Krautsou, who said he was threatened with a criminal case for abuse of power at his earlier job, alleged that his interlocutors were primarily interested in the “possibility” of getting Kalesnikava out of the country.
“They explained this by the need, in their opinion, to deescalate the situation in the country,” he told the Kyiv press conference.
Randyonkau described Kalesnikava’s response to the attempt to force her to leave Belarus as typical.
She “feels responsibility toward all the people with whom she spoke during the election campaign,” as well as jailed political allies such as Viktar Babaryka and other colleagues and friends now also in prison, he commented to Current Time.

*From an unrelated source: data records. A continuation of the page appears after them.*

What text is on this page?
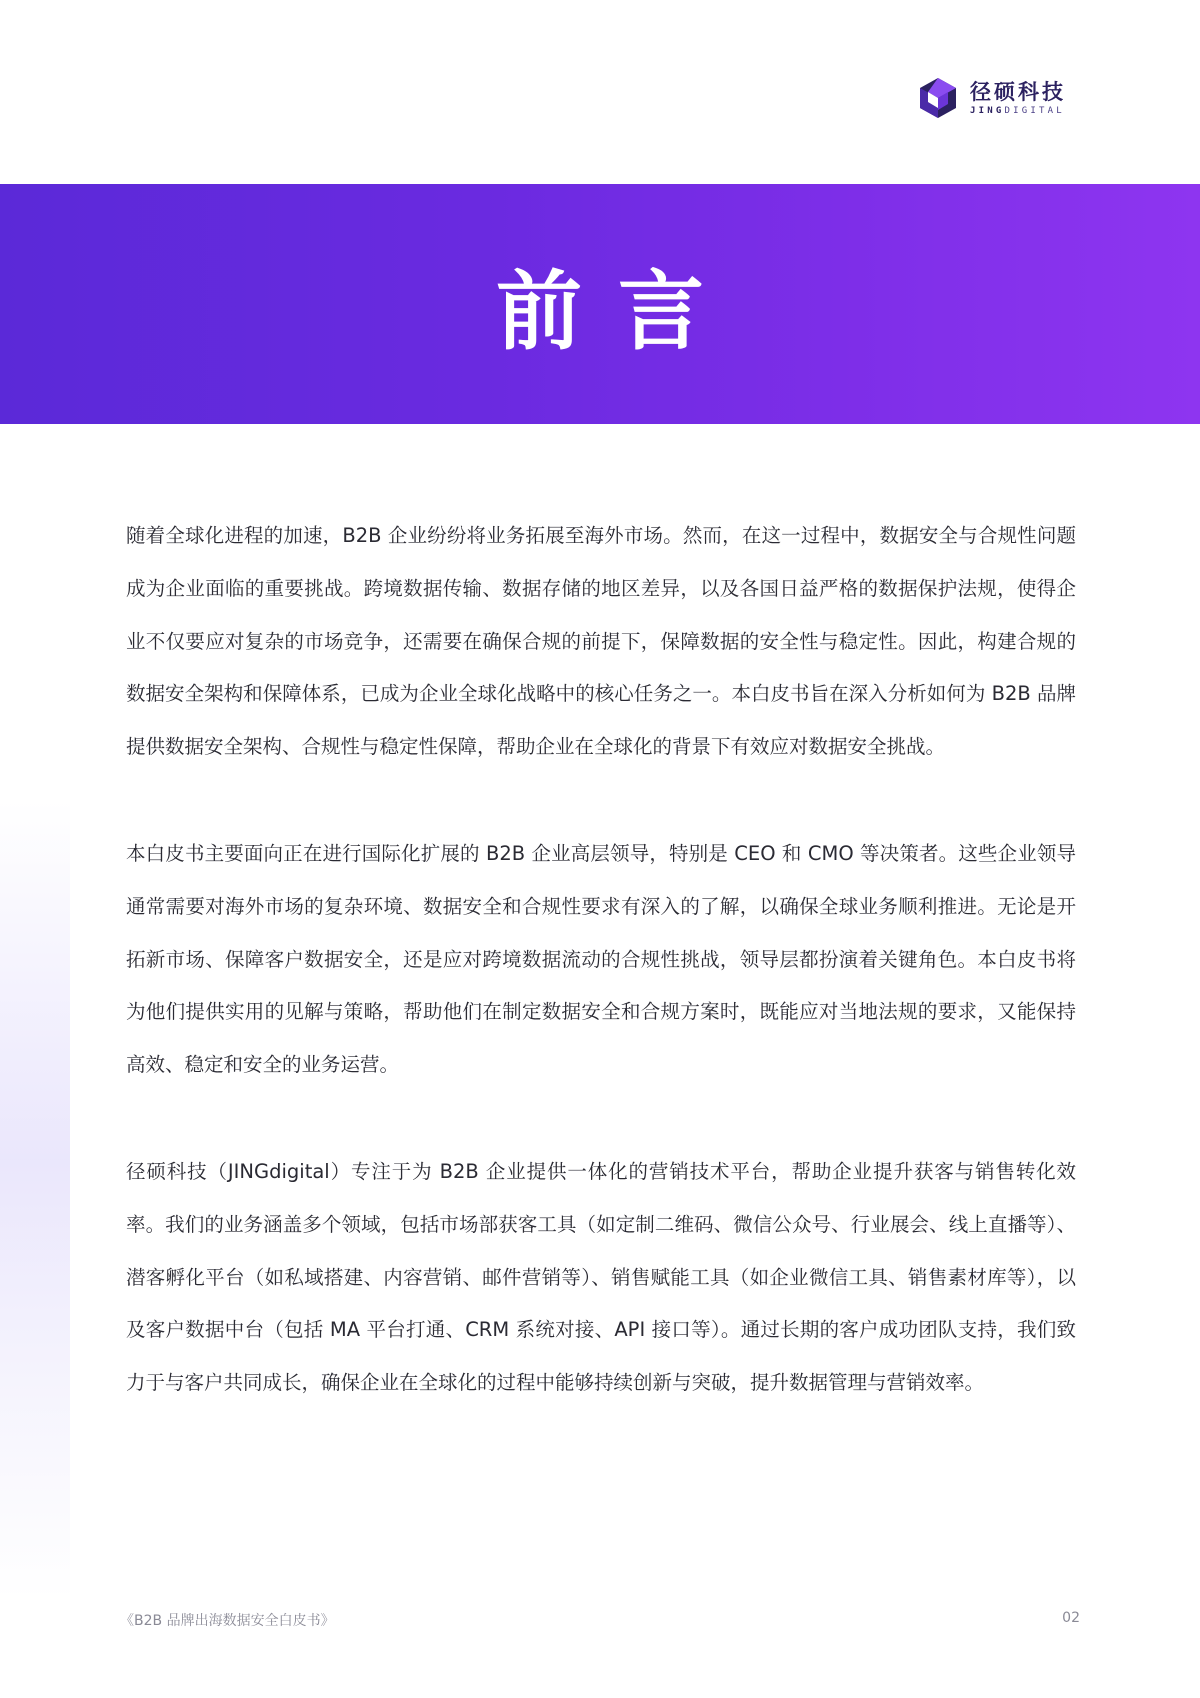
径硕科技
JINGDIGITAL
前言

随着全球化进程的加速，B2B 企业纷纷将业务拓展至海外市场。然而，在这一过程中，数据安全与合规性问题成为企业面临的重要挑战。跨境数据传输、数据存储的地区差异，以及各国日益严格的数据保护法规，使得企业不仅要应对复杂的市场竞争，还需要在确保合规的前提下，保障数据的安全性与稳定性。因此，构建合规的数据安全架构和保障体系，已成为企业全球化战略中的核心任务之一。本白皮书旨在深入分析如何为 B2B 品牌提供数据安全架构、合规性与稳定性保障，帮助企业在全球化的背景下有效应对数据安全挑战。

本白皮书主要面向正在进行国际化扩展的 B2B 企业高层领导，特别是 CEO 和 CMO 等决策者。这些企业领导通常需要对海外市场的复杂环境、数据安全和合规性要求有深入的了解，以确保全球业务顺利推进。无论是开拓新市场、保障客户数据安全，还是应对跨境数据流动的合规性挑战，领导层都扮演着关键角色。本白皮书将为他们提供实用的见解与策略，帮助他们在制定数据安全和合规方案时，既能应对当地法规的要求，又能保持高效、稳定和安全的业务运营。

径硕科技（JINGdigital）专注于为 B2B 企业提供一体化的营销技术平台，帮助企业提升获客与销售转化效率。我们的业务涵盖多个领域，包括市场部获客工具（如定制二维码、微信公众号、行业展会、线上直播等）、潜客孵化平台（如私域搭建、内容营销、邮件营销等）、销售赋能工具（如企业微信工具、销售素材库等），以及客户数据中台（包括 MA 平台打通、CRM 系统对接、API 接口等）。通过长期的客户成功团队支持，我们致力于与客户共同成长，确保企业在全球化的过程中能够持续创新与突破，提升数据管理与营销效率。

《B2B 品牌出海数据安全白皮书》	02
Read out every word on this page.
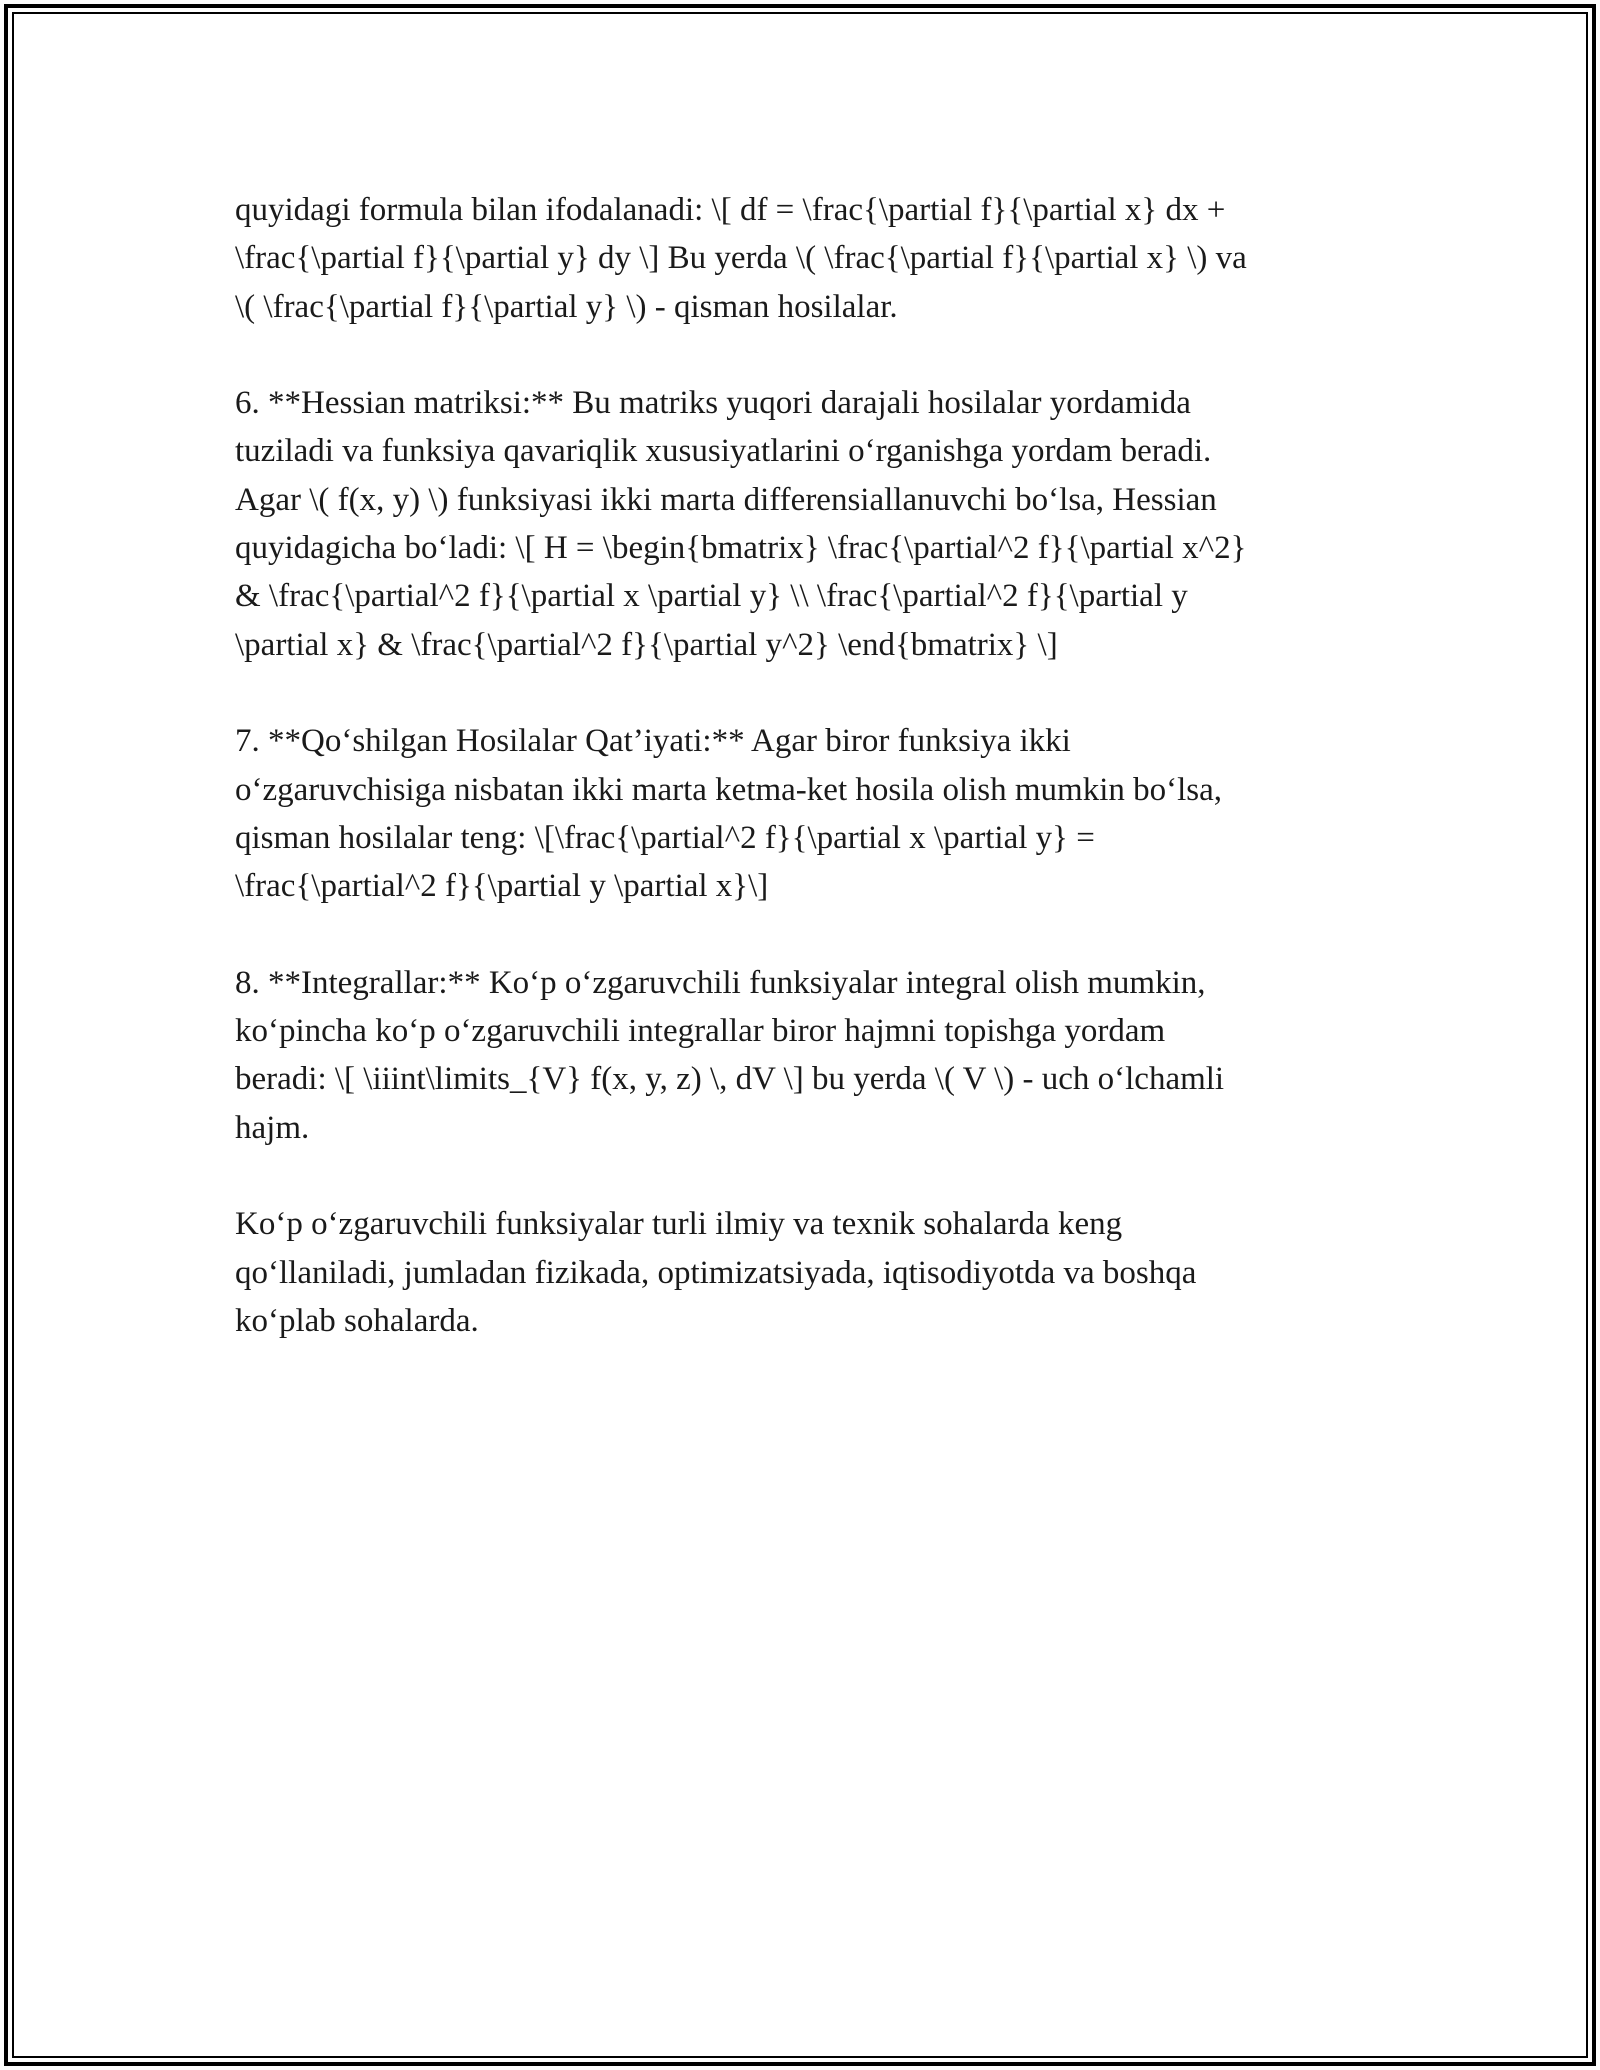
quyidagi formula bilan ifodalanadi: \[ df = \frac{\partial f}{\partial x} dx +
\frac{\partial f}{\partial y} dy \] Bu yerda \( \frac{\partial f}{\partial x} \) va
\( \frac{\partial f}{\partial y} \) - qisman hosilalar.

6. **Hessian matriksi:** Bu matriks yuqori darajali hosilalar yordamida
tuziladi va funksiya qavariqlik xususiyatlarini o‘rganishga yordam beradi.
Agar \( f(x, y) \) funksiyasi ikki marta differensiallanuvchi bo‘lsa, Hessian
quyidagicha bo‘ladi: \[ H = \begin{bmatrix} \frac{\partial^2 f}{\partial x^2}
& \frac{\partial^2 f}{\partial x \partial y} \\ \frac{\partial^2 f}{\partial y
\partial x} & \frac{\partial^2 f}{\partial y^2} \end{bmatrix} \]

7. **Qo‘shilgan Hosilalar Qat’iyati:** Agar biror funksiya ikki
o‘zgaruvchisiga nisbatan ikki marta ketma-ket hosila olish mumkin bo‘lsa,
qisman hosilalar teng: \[\frac{\partial^2 f}{\partial x \partial y} =
\frac{\partial^2 f}{\partial y \partial x}\]

8. **Integrallar:** Ko‘p o‘zgaruvchili funksiyalar integral olish mumkin,
ko‘pincha ko‘p o‘zgaruvchili integrallar biror hajmni topishga yordam
beradi: \[ \iiint\limits_{V} f(x, y, z) \, dV \] bu yerda \( V \) - uch o‘lchamli
hajm.

Ko‘p o‘zgaruvchili funksiyalar turli ilmiy va texnik sohalarda keng
qo‘llaniladi, jumladan fizikada, optimizatsiyada, iqtisodiyotda va boshqa
ko‘plab sohalarda.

“And she feels that she can't just pick up and leave,” he continued.
Randyonkau and Kraukou opted to try to reach Ukraine when they saw another mini-van emerge from nearby woods to block their road once Kalesnikava exited the car.
“We drove around it at high speed to prevent them from playing out the scenario they had planned,” Randyonkau said of the Belarusian special services.
He sees the experience as reminiscent of the recent reported expulsion of Olga Kovalkova, another member of the Coordination Council presidium, to Poland and presidential candidate Svyatlana Tsikhanouskaya’s post-election departure for Lithuania after a conversation with special services representatives in Minsk.
Yet, by entering Ukraine, Randyonkau and Kraukou, in effect, entirely undermined any attempted “special operation,” commented Andrey Shuman, an expert at the Belarusian Institute for Strategic Studies.
“Because if they had been detained [in Belarus], then the story would have turned out differently, the story wouldn’t have become public,” Shuman noted.
Kalesnikava’s now-known refusal to leave Belarus creates “a bigger problem for the authorities than if she were on the territory of an adjacent state,” agreed former diplomat Kovalevski.
On September 8, U.S. Secretary of State Mike Pompeo stated that the United States, “together with our partners and Allies,” is considering whether to introduce “additional targeted sanctions to promote accountability for those involved in human rights abuses and repression in Belarus.”
“We remind the Belarusian authorities of their responsibility to ensure the safety of Ms. Kalesnikava and all those unjustly detained,” Pompeo said.
The European Union has made similar demands.
But Lukashenka himself, now looking for support from a revived friendship with Moscow, does not appear concerned.
He told representatives of state-run Russian media on September 8 that he will not talk with the Coordination Council because he does not know “who are these people.”
Lukashenka, however, has reason to be acquainted with Pavel Latushka, who, apart from his ministerial and ambassadorial roles, also acted as Foreign Ministry spokesman under Lukashenka.
Latushka intends to put that background in international affairs to work now. He told Current Time that he plans to travel to Prague “as well as a series of other European countries” to discuss the government’s crackdown on the Coordination Council.
Meetings in Warsaw and Vilnius, where Tsikhanouskaya now lives, already have occurred, he said.
But nothing suggests that Lukashenka is inclined to add his own name to that meeting schedule.
Instead, to resolve Belarus’ political crisis, he repeated on September 8 promises for some form of constitutional reform and, later, a presidential election.
“Yes, it’s possible I sat [in the president’s chair] a little too long,” Lukashenka said in reference to his 26 years in power. “It’s possible that they’re showing me not only from television, but from an iron and a tea kettle …”
“But really, only I can now protect Belarusians.”